New York Times gives it to Biden: “Vice President Joseph Biden Jr. would not sit still for a parade of misleading and often blatantly untruthful descriptions of the state of the economy and the Republican prescriptions for it. Though his grins and head-shakes were often distracting, he did not hesitate to interrupt and demand an end to ‘malarkey.’ The result, expertly controlled by the moderator, Martha Raddatz of ABC News, was both entertaining and enlightening.”
Washington Post wasn’t impressed: “At times Mr. Biden struck us as unduly condescending; Mr. Ryan, a touch unsure of his footing. But their performances both were fine; their weaknesses were less in presentation than in the failure of their tickets, in different ways, to offer an honest road map of their intentions for governing.”
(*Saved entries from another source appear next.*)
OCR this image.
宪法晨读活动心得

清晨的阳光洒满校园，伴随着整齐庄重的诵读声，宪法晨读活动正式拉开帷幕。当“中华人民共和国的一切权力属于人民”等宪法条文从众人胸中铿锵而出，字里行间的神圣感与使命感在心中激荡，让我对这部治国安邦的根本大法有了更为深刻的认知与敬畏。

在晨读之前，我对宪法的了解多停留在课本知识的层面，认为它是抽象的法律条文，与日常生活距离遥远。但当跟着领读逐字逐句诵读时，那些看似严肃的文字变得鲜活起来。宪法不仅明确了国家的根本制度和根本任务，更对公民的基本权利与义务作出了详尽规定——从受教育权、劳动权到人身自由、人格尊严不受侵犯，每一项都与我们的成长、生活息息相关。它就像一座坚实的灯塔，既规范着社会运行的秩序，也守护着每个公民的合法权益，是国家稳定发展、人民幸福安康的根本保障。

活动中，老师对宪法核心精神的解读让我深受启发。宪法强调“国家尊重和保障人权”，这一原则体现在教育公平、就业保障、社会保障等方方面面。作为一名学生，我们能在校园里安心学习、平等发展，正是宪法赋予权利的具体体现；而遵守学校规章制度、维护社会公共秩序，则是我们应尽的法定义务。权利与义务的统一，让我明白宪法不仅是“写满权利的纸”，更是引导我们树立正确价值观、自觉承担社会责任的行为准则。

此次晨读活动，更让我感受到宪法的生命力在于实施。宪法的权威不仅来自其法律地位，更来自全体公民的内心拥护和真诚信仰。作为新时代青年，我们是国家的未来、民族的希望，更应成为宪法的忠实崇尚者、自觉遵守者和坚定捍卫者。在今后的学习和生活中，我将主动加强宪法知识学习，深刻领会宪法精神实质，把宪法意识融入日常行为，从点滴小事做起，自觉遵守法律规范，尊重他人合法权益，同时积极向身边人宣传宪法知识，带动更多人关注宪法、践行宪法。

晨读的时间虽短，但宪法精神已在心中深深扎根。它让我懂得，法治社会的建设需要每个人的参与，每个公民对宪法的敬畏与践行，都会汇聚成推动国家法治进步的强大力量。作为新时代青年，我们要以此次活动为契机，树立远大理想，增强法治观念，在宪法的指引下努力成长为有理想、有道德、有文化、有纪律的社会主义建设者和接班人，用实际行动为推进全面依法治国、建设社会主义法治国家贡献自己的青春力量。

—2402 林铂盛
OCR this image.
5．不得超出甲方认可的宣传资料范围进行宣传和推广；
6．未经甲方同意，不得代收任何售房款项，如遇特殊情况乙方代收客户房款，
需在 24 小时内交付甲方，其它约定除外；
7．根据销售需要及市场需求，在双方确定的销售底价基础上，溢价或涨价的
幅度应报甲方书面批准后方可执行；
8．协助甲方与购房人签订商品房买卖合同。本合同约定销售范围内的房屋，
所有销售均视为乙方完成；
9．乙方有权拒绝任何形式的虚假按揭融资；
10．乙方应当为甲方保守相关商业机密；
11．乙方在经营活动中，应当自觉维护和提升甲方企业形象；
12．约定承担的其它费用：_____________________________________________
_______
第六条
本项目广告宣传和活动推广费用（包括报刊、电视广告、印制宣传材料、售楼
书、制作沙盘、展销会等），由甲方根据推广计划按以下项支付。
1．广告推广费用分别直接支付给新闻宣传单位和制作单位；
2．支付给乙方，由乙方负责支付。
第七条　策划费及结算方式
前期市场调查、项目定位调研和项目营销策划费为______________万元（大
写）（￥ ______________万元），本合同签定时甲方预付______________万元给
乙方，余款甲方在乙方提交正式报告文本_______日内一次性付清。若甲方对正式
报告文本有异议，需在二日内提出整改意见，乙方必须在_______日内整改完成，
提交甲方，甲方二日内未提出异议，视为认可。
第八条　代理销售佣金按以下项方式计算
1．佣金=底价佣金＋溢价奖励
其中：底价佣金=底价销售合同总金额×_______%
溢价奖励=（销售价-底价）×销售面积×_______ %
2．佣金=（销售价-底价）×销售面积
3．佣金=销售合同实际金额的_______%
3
Wall Street Journal wasn’t either: “By unofficial media counts, Mr. Biden interrupted the Republican some 80 to 100 times. Mr. Ryan let the bully get away with too much for our tastes, at least until he finally pushed back on the interruptions or until Mr. Biden lost steam in the last half hour. But as anyone who’s been in a tavern past midnight understands, it’s hard to win a fight with a guy who is shouting from the corner bar stool.
“No doubt the performance cheered Democrats who needed cheering after last week, but we wonder how well it played with independents or undecided voters who tuned in to learn something.”
USA Today calls it a draw: “It was for all immediate purposes a draw, nothing like like last week when virtually all the instant analysis saw an overwhelming Romney win. Partisans on both sides seemed pleased, and an instant CNN poll found Ryan winning 48%-44%, a statistical deadheat given the poll’s plus or minus 5% margin of error.
“But that does not mean the debate was lacking in information, substantive and subjective, that could influence voters’ decisions.”